Ni el agua fluye con tanta libertad como el polvo, que, sin importarle que las ventanas o puertas estén cerradas, se acumula sobre el librero y el buró. Acaso sólo falta pestañear para que el mundo se llene de polvo, y no importa cuánto se limpie, el polvo vuelve, para recordarnos que somos el Sísifo de nuestra casa. A veces me coloco en un banco y durante semanas observo cómo cae ese oro molido y oxidado, como quien ve un reloj de arena para matar el tiempo, hay más placer en ello que en observar cómo el sol y la luna se turnan el cielo.

Estudié en un colegio de monjas, donde cada año, en ese ritual casi satánico, nos ponían una cruz de ceniza sobre la cabeza, mientras nos decían que éramos polvo y que no podíamos pensar en ser nada más. Yo me quedaba con esa exquisita idea de ser la materia con la que está hecho el viento, de moverme sin preocupación por el mundo, de viajar por los continentes y descansar en cualquier mueble, sobre las camas de los muertos. Creo que el polvo también tiene su ciclo, como el del agua, que sube al cielo y cae sobre otro tipo de océano. Lloverá polvo sobre nuestras cabezas.

El desprecio a las cosas empolvadas es injusto. Quién no ha arrugado la nariz frente al polvo acumulado, pasando los dedos sobre el objeto. Mis padres guardan reliquias y las exhiben como adornos en su casa. Los arados con los que mis abuelos trabajaron la tierra, un fuste que se presume de casi un siglo, una piedra que quizá fue un metate, encontrada en una cueva y de la cual no podríamos saber la edad, planchas antiguas y más herramientas de labranza.
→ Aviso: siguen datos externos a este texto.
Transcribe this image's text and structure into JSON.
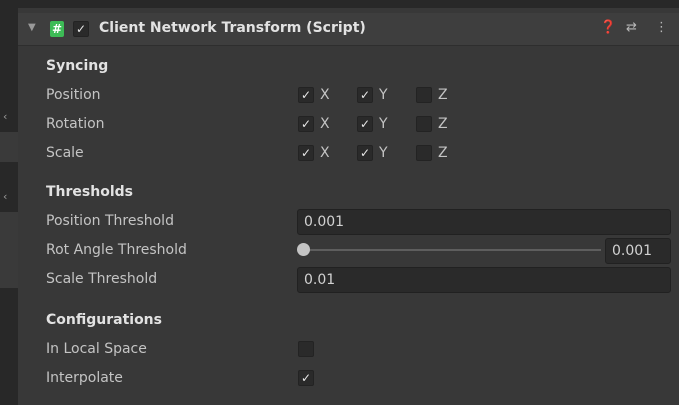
{
  "header": {
    "foldout_glyph": "▼",
    "script_icon_glyph": "#",
    "enabled_check": "✓",
    "title": "Client Network Transform (Script)",
    "help_glyph": "❓",
    "presets_glyph": "⇄",
    "menu_glyph": "⋮"
  },
  "syncing": {
    "title": "Syncing",
    "rows": [
      {
        "label": "Position",
        "x": true,
        "y": true,
        "z": false
      },
      {
        "label": "Rotation",
        "x": true,
        "y": true,
        "z": false
      },
      {
        "label": "Scale",
        "x": true,
        "y": true,
        "z": false
      }
    ],
    "axis_labels": {
      "x": "X",
      "y": "Y",
      "z": "Z"
    }
  },
  "thresholds": {
    "title": "Thresholds",
    "position_label": "Position Threshold",
    "position_value": "0.001",
    "rot_label": "Rot Angle Threshold",
    "rot_value": "0.001",
    "scale_label": "Scale Threshold",
    "scale_value": "0.01"
  },
  "configurations": {
    "title": "Configurations",
    "local_space_label": "In Local Space",
    "local_space_checked": false,
    "interpolate_label": "Interpolate",
    "interpolate_checked": true
  },
  "check_glyph": "✓",
  "colors": {
    "script_icon": "#3dbb56",
    "background": "#383838"
  }
}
No puedo evitar sentir respeto a esos objetos, que parece que siempre guardan una capa de polvo sobre sí, aun cuando están limpios, como si les naciera de las entrañas. Tienen el color opaco de las cosas del tiempo. Sin embargo, el mayor sentimiento es de nostalgia, porque sé que esas herramientas en otro tiempo tuvieron la gloria de la juventud, que fueron útiles.

El mundo no tiene otro destino que el de convertirse en desierto, el reino de lo antiguo, ese laberinto imposible de resolver. Borges ve en la arena, que además es polvo, la sustancia que fue imaginada para medir el tiempo de los muertos. Tiene razón, porque todo con el polvo muere, hasta lo que ya está muerto. Las bisagras de las puertas se atascan, los muebles pierden su pintura, en las plantas, impide la fotosíntesis y termina por matarlas; oí que el motor de un tanque de guerra deja de funcionar si le entra polvo. Pero que no haya tristeza, no es nada más que la muerte. Dejen que el polvo se acumule sobre mí, que cubra arrugas y heridas, que me entierre.